No alcanzan las páginas de una biblia para enumerar las cosas buenas que le debo a mi padre, un amante de los libros y las películas que sin embargo fue siempre lo bastante sutil en sus enseñanzas como para que ni mi hermana ni yo huyéramos de esos placeres por saturación. A él le debo un gusto casi universal por el cine, destacadamente por el mejor que se ha hecho, que es el del Hollywood clásico, el de los años 30 a los 50. Pero subrayo el casi. Y es que no logró nunca contagiarme el gusto por los musicales.
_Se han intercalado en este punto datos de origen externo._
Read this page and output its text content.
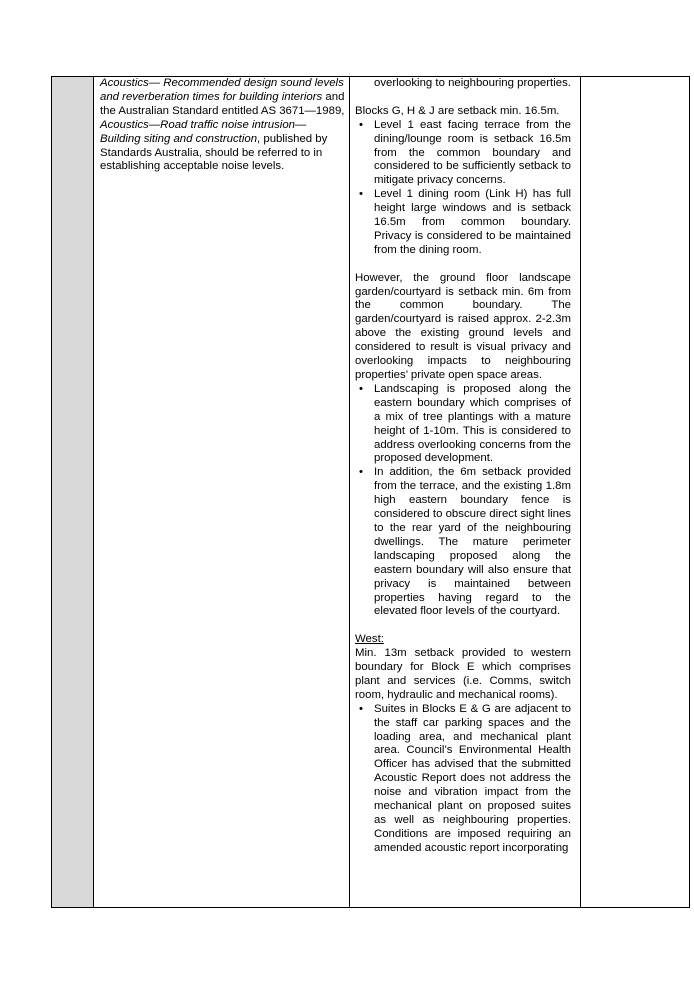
Acoustics— Recommended design sound levels and reverberation times for building interiors and the Australian Standard entitled AS 3671—1989, Acoustics—Road traffic noise intrusion— Building siting and construction, published by Standards Australia, should be referred to in establishing acceptable noise levels.

overlooking to neighbouring properties.

Blocks G, H & J are setback min. 16.5m.

• Level 1 east facing terrace from the dining/lounge room is setback 16.5m from the common boundary and considered to be sufficiently setback to mitigate privacy concerns.
• Level 1 dining room (Link H) has full height large windows and is setback 16.5m from common boundary. Privacy is considered to be maintained from the dining room.

However, the ground floor landscape garden/courtyard is setback min. 6m from the common boundary. The garden/courtyard is raised approx. 2-2.3m above the existing ground levels and considered to result is visual privacy and overlooking impacts to neighbouring properties’ private open space areas.

• Landscaping is proposed along the eastern boundary which comprises of a mix of tree plantings with a mature height of 1-10m. This is considered to address overlooking concerns from the proposed development.
• In addition, the 6m setback provided from the terrace, and the existing 1.8m high eastern boundary fence is considered to obscure direct sight lines to the rear yard of the neighbouring dwellings. The mature perimeter landscaping proposed along the eastern boundary will also ensure that privacy is maintained between properties having regard to the elevated floor levels of the courtyard.

West:

Min. 13m setback provided to western boundary for Block E which comprises plant and services (i.e. Comms, switch room, hydraulic and mechanical rooms).

• Suites in Blocks E & G are adjacent to the staff car parking spaces and the loading area, and mechanical plant area. Council’s Environmental Health Officer has advised that the submitted Acoustic Report does not address the noise and vibration impact from the mechanical plant on proposed suites as well as neighbouring properties. Conditions are imposed requiring an amended acoustic report incorporating
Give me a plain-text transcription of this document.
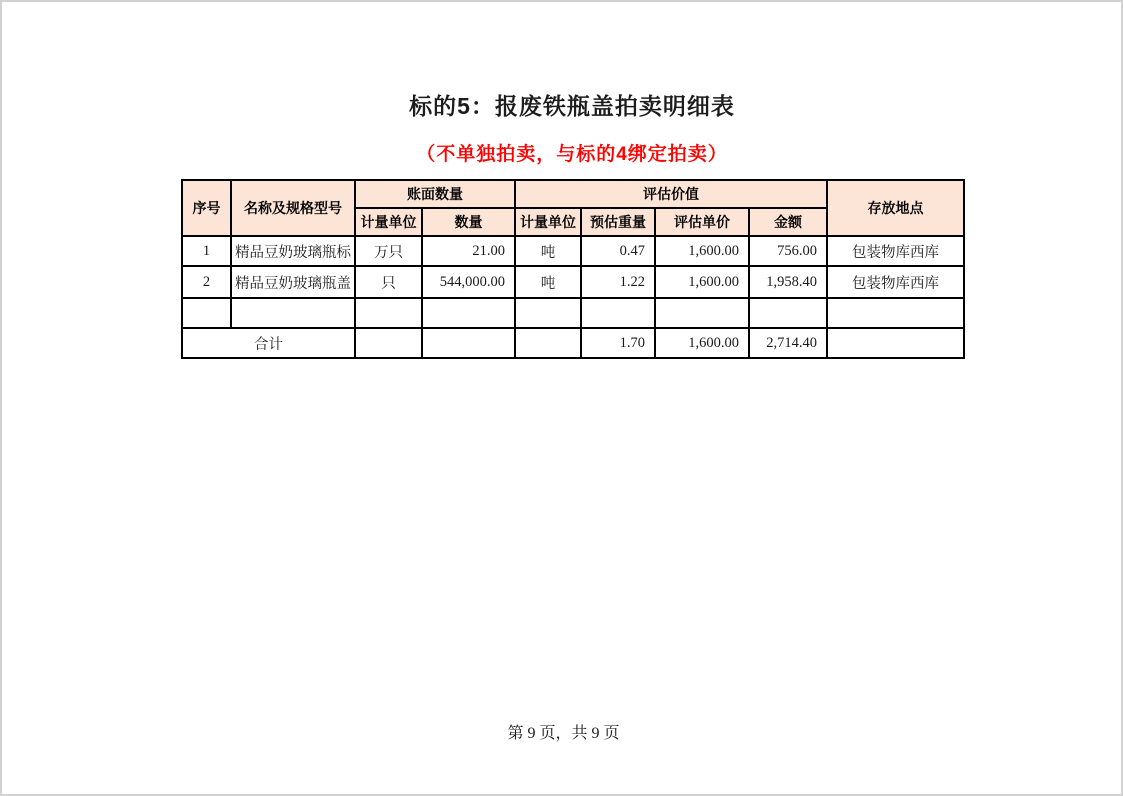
标的5：报废铁瓶盖拍卖明细表
（不单独拍卖，与标的4绑定拍卖）
序号	名称及规格型号	账面数量		评估价值				存放地点
		计量单位	数量	计量单位	预估重量	评估单价	金额	
1	精品豆奶玻璃瓶标	万只	21.00	吨	0.47	1,600.00	756.00	包装物库西库
2	精品豆奶玻璃瓶盖	只	544,000.00	吨	1.22	1,600.00	1,958.40	包装物库西库

合计					1.70	1,600.00	2,714.40	
第 9 页，共 9 页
Recuerdo no con gusto sino con placer elevado los westerns frente a esa tele en blanco y negro. O el prodigio de las bélicas. O la sorpresa rarísima de que programaran una de boxeadores, que es como agarrar una alegría y envolverla en una felicidad. O, claro, el terror y la ciencia ficción. O la libertad incontestable de las de piratas. O hasta la evidencia de que uno —incluso en la infancia masculina, cuando ser feliz casi siempre equivale imaginar que matas— siempre es vulnerable a una buena historia de amor. Pero los musicales se traducían en una tarde de aburrimiento. Con trabajos, logré gustar de Cantando bajo la lluvia y sobre todo de My Fair Lady, que me gustó sin saber que la dirigía George Cukor, que esa mujer tan encantadora era Audrey Hepburn y que la idea original era de Bernard Shaw. En adelante, disfruté sólo de los trabajos de su majestad Bob Fosse: All That Jazz, Cabaret…
Hasta este sábado, cuando mis hijos me llevaron casi a rastras a ver La la land, que acaba de ganar como mejor película en los Bafta tras siete Globos de Oro, y me sorprendí encantado. Es un homenaje nada presuntuoso, lúdico, al antiguo Hollywood, marcadamente por supuesto a los musicales. También, al jazz. Y se da el lujo de ser —cuidado, medio que va un spoiler— una historia de amor desencatadona sin violar los protocolos del género. Y tiene una banda sonora de colección, y sobre todo una protagonista que de veras nos remite a las actrices menuditas y con encanto de la era dorada, a las Audrey Hepburn de siempre, con esos ojos que hacen que algo muy importante cambie en la película, para bien, cada que los enfoca la cámara. Hablo de Emma Stone. Vaya, hasta el mamonazo de Ryan Gosling, demasiado guapo para que te resulte soportable, cae simpático. Dirige Damien Chazelle, que antes con Whiplash tal vez no hizo un musical, pero al menos sí algo que se muere de ganas de serlo.
O a lo mejor es que me estoy haciendo viejo. Si un día me sorprenden riéndome con el payaso de una fiesta infantil, mándenme sin contemplaciones a un asilo.